Note: I am nowhere near a professional in this area and you should probably ask someone like @gregdt for more information.

But from my understanding:

- What you name there is called "dentelle" in French: They do use natural gas to follow the intra-day variation of consumption indeed because it's "easier"

@sturle @gretathunberg

- There is a scenario from @voixdunucleaire to manages "dentelle" entirely by pump hydro storage + Nuclear without any dependency on fossil. [1]

- Consumptiom of Germany of fossil fuel is far beyond "just" Gas. It includes Coal and Lignite. Where at the opposite, France is mainly Gas. [2]

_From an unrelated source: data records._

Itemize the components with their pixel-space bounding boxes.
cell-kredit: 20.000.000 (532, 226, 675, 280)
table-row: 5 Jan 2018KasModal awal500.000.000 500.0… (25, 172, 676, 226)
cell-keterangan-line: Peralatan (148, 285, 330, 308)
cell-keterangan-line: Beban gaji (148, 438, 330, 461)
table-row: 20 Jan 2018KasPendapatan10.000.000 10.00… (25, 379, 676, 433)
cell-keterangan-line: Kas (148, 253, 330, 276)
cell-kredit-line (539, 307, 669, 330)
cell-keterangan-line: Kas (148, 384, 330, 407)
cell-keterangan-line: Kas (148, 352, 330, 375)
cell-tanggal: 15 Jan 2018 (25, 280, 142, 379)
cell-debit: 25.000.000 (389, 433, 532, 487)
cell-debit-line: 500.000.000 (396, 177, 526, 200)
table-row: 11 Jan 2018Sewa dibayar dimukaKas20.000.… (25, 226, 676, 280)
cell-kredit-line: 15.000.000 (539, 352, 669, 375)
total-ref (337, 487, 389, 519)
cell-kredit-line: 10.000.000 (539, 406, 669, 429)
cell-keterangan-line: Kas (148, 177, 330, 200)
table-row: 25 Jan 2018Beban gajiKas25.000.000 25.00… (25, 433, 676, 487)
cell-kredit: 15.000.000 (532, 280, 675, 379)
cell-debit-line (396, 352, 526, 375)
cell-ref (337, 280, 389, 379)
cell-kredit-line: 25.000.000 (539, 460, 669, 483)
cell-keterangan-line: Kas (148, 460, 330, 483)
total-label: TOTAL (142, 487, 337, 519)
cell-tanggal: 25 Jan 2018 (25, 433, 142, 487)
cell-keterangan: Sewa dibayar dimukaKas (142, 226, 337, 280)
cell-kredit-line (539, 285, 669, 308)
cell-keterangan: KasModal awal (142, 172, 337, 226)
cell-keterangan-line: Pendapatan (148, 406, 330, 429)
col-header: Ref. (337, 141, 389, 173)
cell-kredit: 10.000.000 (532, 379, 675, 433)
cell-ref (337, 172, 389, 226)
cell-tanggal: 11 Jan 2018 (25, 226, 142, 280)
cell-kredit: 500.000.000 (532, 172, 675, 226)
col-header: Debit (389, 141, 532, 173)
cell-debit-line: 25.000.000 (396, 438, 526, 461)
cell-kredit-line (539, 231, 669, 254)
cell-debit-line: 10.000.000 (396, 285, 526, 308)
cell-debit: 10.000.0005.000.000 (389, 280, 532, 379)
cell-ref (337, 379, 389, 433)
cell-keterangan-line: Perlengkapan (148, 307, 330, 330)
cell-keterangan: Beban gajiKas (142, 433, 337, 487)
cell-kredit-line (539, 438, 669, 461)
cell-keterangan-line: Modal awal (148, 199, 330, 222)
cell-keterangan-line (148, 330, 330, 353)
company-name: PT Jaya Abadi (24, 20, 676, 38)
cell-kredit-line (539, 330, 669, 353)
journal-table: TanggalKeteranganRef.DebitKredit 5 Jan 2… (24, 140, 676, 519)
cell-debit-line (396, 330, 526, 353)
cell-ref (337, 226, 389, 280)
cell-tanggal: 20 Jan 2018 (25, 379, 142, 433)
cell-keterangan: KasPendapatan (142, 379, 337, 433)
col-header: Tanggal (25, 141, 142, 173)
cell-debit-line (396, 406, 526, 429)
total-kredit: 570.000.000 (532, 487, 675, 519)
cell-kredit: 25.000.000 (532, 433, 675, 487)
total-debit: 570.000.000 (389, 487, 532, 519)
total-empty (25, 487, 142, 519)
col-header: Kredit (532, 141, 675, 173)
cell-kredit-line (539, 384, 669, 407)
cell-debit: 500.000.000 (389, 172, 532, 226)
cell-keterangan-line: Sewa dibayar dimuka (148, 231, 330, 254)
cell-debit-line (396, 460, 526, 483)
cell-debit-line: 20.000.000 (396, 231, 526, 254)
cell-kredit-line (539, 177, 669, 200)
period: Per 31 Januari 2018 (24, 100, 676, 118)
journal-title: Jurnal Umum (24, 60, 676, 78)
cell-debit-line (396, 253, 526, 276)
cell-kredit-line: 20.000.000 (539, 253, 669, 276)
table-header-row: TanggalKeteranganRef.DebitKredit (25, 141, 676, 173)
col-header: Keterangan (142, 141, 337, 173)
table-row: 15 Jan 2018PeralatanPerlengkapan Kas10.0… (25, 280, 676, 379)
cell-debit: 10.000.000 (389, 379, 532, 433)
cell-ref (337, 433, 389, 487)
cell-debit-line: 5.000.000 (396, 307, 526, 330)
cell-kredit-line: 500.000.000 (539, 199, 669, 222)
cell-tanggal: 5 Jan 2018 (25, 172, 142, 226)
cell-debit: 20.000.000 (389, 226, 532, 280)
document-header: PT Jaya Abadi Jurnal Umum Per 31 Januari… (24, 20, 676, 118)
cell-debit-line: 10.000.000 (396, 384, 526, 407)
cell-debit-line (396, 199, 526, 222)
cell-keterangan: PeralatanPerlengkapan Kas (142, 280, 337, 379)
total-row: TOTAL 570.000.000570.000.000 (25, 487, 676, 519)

[1] https://www.voix-du-nucleaire.org/terrawater-telechargement/
[2] https://app.electricitymaps.com/zone/DE

TerraWater - téléchargement - Les Voix du Nucléaire

Téléchargez la version complète et à jour du scénario énergétique des Voix du Nucléaire pour la France de 2050 ici : Synthèse du scénario : Éléments complémentaires d’analyse économique :

Les Voix du Nucléaire

@sturle @gretathunberg @voixdunucleaire

- Fossil fuel raw capacity (GW available) is massively higher in case of full renewable scenario (like in Germany) than it is in a scenario that keeps nuclear (like in France, Spain, Sweden, UK, Finland). This is mainly due to the fact the intermittency of RN need to be compensated.

So yes. The best short/medium/(long) term solution if you want to stop coal is to stay nuclear

[1] https://energygraph.info/d/iLGJqA7Vz/production-per-countries-and-per-types?orgId=1&var-countries=DE&var-countries=FR&var-production_types=fossil_gas&var-production_types=fossil_hard_coal&var-production_types=fossil_oil

Grafana

@adev @gretathunberg @voixdunucleaire Please take into consideration the fact that many tpes f renewable energy can be perfectly regulated to follow load.

25% of the gas consumed in Denmark is biomethane injected into the normal gas grid. It is produced from mainly pig manure, which become a better fertilizer during the process.

Hydro, geothermal, sustainable biomass, to name a few others.

And a lot of storage tech which hasn't been much researched, like carnot batteries.